It’s been a while since I posted. Just trying to get my health and my mind back. Spring may have sprung somewhere but not here yet, even so, I have been busy in the greenhouse. I hope to share all of that with you. Thought I’d start out with something simple. We started our peppers back in January. I have to say that they are the best peppers I’ve ever grown! I would swear by the LED lights we purchased from Barina on Amazon
As I was hovering over the seed trays looking at all the life that popped up I saw something I didn’t recognize, at least it didn’t look like a pepper leaf. This was, of course after they grew their first true leaves. Hmmmm. didn’t know what to make of it since we had not opened a tomato seed packet at all! Just pepper seeds. Well, I don’t know what it is or where it came from so since it seemed like a plucky little thing, we transplanted it into a regular pot. It looked like the Ugly Duckling sort of thing. Not ugly really, just definitely not a pepper. I am going to grow it out and hopefully, it will be some magical, fabulous-tasting tomato.

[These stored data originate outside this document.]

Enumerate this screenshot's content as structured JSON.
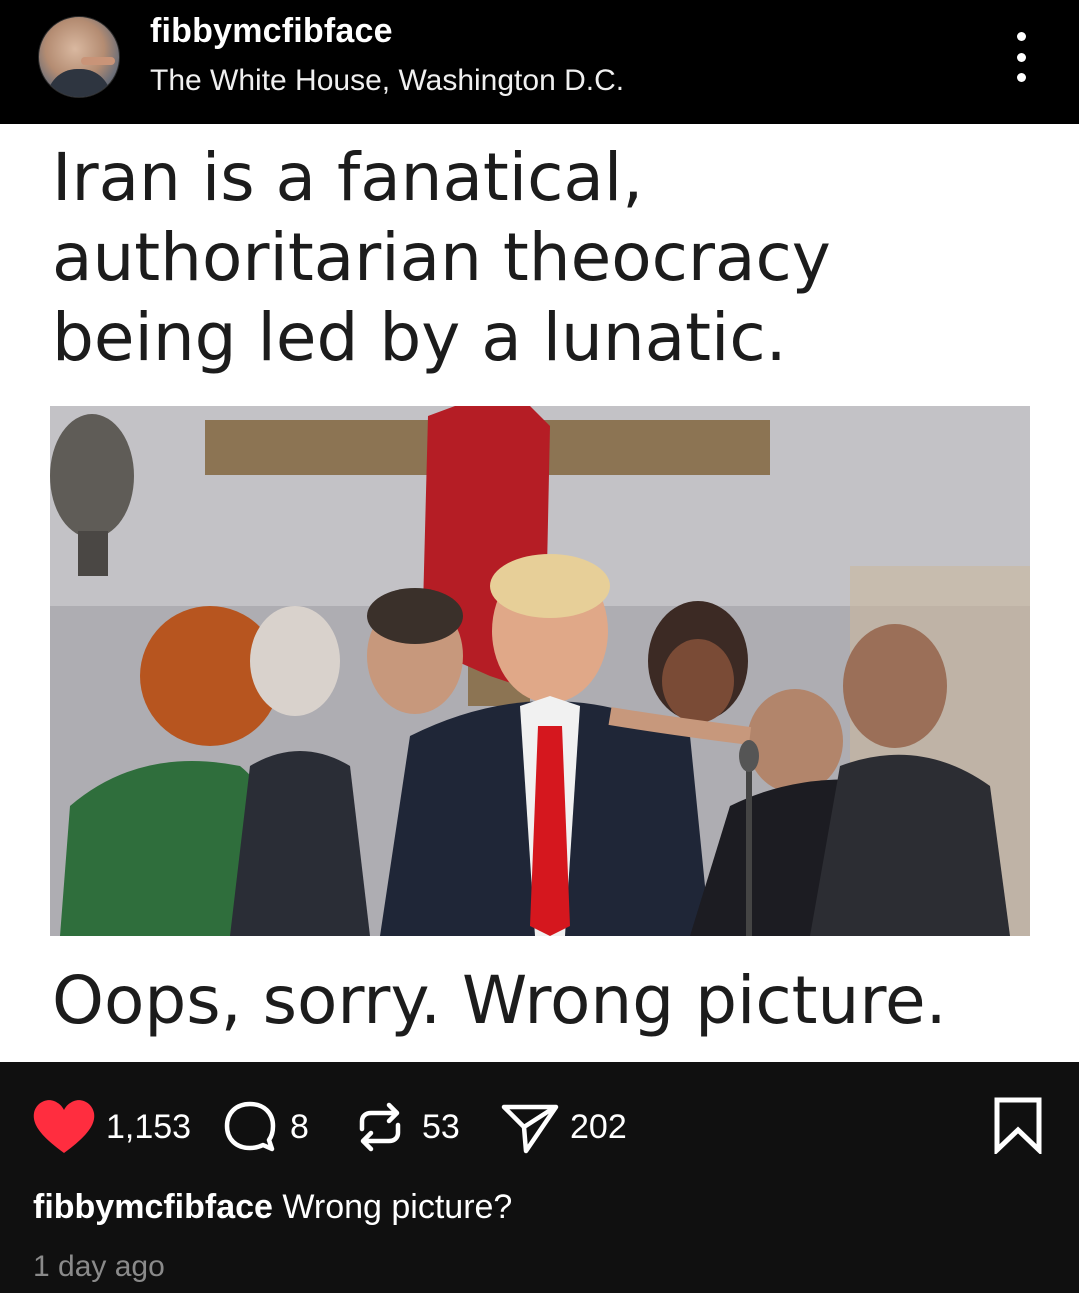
{
  "post": {
    "username": "fibbymcfibface",
    "location": "The White House, Washington D.C.",
    "more_icon": "more-vertical-icon"
  },
  "meme": {
    "title_lines": [
      "Iran is a fanatical,",
      "authoritarian theocracy",
      "being led by a lunatic."
    ],
    "caption": "Oops, sorry. Wrong picture."
  },
  "actions": {
    "likes": "1,153",
    "comments": "8",
    "reposts": "53",
    "shares": "202",
    "like_color": "#ff2d3f"
  },
  "caption": {
    "username": "fibbymcfibface",
    "text": "Wrong picture?",
    "timestamp": "1 day ago"
  }
}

What I want you to get out of this is that mistakes don’t always happen in my hands. Often, from a seed packet, we will have plants that are supposed to have a potato leaf and not a regular leaf. those are the easy ones to differentiate. I have had as much as a 50/50 difference in the seedlings. Where I feel bad is when a customer gets something he didn’t bargain for such as a cherry tomato, not a beefsteak. Sometimes it’s a happy accident. Our friends had an oxheart and not a Cherokee Purple. didn’t know what it was although we had some guesses and he saved the seed which we are growing this year in the hopes it will be the same. They waxed rhapsodically over the sandwiches they had from this particular plant. Who knew? You really don’t know until it fruits. Sometimes I can tell the difference between a short little dwarf and an indeterminate or it may have bluish-green leaves or even a differently shaped leaf such as the Silvery Fir Tree. Other than that, your guess is as good as mine.
Even though we try hard to keep things straight, it happens. In my business, I always will replace the errant plant Personally, can’t imagine how difficult it must be to keep seeds straight out in the field. And collecting and preparing them for seed packets, what a job!